Depois da circum-navegação solitária de 1998–1999, Klink queria um veleiro capaz de passar anos no gelo e, ao mesmo tempo, levar crianças e a bagagem de uma família. O Paratii 2 nasceu dessa exigência contraditória. Entre dezembro de 2003 e fevereiro de 2004, já com cinco homens na tripulação, o barco repetiu a volta ao continente antártico em 76 dias, em latitudes mais altas do que a viagem anterior, alcançando 68º Sul e cerca de 13.300 milhas náuticas. A expedição rendeu a série O Continente Gelado, da National Geographic.
O texto, porém, não é só o diário dessa segunda volta. Klink volta às canoas de Paraty, às leituras de sótão, aos tipos de estaleiro, aos testes e às peças que só fazem sentido para quem já furou o dedo num barco. O homem é o porto. O Paratii 2 é o tema. A linha-d'água é a medida: o que fica abaixo dela, o que sobra acima, o que um projeto náutico realmente custa em tempo.

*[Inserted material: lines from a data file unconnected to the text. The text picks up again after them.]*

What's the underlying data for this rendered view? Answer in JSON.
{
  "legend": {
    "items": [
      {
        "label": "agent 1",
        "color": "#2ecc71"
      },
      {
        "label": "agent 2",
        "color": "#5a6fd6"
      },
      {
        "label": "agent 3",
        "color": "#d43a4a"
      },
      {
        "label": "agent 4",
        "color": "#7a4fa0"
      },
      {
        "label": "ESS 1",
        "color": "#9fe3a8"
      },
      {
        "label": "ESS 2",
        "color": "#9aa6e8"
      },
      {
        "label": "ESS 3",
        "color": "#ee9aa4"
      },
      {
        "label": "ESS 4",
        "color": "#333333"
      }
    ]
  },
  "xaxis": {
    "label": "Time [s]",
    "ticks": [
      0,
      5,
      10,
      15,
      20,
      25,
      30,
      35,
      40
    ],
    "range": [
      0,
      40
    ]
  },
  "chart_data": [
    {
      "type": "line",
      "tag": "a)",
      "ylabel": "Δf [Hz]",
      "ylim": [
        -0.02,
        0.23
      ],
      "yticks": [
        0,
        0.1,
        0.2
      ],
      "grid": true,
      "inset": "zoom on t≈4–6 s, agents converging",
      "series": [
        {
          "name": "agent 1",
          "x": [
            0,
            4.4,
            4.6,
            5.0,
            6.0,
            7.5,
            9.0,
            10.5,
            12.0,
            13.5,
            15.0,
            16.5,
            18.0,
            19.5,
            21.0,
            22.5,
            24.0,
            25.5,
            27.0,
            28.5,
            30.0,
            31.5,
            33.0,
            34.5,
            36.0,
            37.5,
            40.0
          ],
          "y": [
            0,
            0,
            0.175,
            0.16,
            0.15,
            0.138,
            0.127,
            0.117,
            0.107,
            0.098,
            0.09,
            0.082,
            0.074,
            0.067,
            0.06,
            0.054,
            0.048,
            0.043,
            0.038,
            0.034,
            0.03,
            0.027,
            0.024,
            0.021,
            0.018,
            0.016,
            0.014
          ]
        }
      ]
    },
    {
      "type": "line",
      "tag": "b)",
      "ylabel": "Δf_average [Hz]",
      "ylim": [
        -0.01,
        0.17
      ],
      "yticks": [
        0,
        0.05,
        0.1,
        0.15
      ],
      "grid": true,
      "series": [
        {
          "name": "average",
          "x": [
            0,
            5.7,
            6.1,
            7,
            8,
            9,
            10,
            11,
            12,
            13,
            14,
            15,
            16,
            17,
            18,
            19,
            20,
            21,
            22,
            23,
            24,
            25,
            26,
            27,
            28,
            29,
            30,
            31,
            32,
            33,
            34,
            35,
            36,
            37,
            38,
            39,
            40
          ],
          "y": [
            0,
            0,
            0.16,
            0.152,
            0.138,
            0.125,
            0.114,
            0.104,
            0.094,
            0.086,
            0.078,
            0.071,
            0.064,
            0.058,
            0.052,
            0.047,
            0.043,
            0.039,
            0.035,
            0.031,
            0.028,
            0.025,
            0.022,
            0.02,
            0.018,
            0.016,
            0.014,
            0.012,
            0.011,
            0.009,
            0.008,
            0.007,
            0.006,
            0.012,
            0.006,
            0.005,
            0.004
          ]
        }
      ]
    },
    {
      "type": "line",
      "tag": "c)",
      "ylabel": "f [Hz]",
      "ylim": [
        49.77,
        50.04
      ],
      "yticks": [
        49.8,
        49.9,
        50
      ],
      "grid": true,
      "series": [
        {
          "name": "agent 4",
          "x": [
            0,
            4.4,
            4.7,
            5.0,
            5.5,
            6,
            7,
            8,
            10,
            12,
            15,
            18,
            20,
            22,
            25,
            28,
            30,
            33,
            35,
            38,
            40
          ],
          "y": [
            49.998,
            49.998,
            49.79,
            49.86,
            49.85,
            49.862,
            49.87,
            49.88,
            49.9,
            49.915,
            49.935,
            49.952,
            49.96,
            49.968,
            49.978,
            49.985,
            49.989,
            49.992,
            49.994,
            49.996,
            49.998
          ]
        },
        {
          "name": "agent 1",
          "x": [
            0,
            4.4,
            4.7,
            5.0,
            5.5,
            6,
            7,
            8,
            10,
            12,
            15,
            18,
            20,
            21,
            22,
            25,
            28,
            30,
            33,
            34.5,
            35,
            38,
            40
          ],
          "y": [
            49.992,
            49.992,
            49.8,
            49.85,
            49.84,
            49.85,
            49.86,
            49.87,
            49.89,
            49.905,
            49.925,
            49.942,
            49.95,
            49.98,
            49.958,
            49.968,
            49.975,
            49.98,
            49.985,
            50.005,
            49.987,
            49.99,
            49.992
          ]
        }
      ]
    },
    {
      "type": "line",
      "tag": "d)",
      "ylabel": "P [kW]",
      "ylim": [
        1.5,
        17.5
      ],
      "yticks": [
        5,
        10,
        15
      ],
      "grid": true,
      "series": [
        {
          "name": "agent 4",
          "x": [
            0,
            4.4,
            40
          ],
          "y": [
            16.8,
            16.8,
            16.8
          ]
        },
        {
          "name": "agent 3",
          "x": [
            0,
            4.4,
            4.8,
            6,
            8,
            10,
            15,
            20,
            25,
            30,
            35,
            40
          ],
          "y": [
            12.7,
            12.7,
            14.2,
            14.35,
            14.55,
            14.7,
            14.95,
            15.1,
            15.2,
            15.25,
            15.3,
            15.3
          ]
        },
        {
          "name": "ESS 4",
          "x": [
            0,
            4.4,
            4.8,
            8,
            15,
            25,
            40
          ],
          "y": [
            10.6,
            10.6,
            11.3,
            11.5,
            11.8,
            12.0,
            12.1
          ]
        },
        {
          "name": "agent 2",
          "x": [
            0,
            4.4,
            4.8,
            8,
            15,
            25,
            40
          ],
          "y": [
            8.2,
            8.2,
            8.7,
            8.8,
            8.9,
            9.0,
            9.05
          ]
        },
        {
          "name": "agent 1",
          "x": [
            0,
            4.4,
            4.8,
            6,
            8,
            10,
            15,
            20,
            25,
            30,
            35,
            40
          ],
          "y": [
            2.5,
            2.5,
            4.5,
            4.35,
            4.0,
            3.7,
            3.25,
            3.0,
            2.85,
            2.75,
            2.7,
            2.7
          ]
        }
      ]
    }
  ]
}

Lançado em novembro de 2006, o livro ocupa o lugar do ofício. Enquanto Mar sem fim narra a volta sozinha, Linha-d'água mostra o custo de repetir a ideia com gente a bordo e com um casco novo. Há tesouro, no sentido náutico: história enterrada de estaleiro, apetrecho, tipo humano. Quem lê para “aventura polar” encontra polar; quem lê para entender projeto encontra o estaleiro, que é o verdadeiro assunto.
Para quem este volume é o livro certo
- Quem já leu a travessia a remo e a circum-navegação solitária e quer o barco seguinte.
- Leitores interessados em projeto, estaleiro e ofício náutico, não só em recorde.
- Quem busca o Klink da tripulação, depois do Klink sozinho no leme.
Não substitui Mar sem fim nem Paratii: entre dois pólos. Completa o ciclo: do remo ao primeiro Paratii, da volta sozinha ao Paratii 2 com gente a bordo. É o livro mais “de chão de estaleiro” da prateleira, e por isso o mais útil para quem pergunta como se constrói um projeto que precisa durar anos no gelo.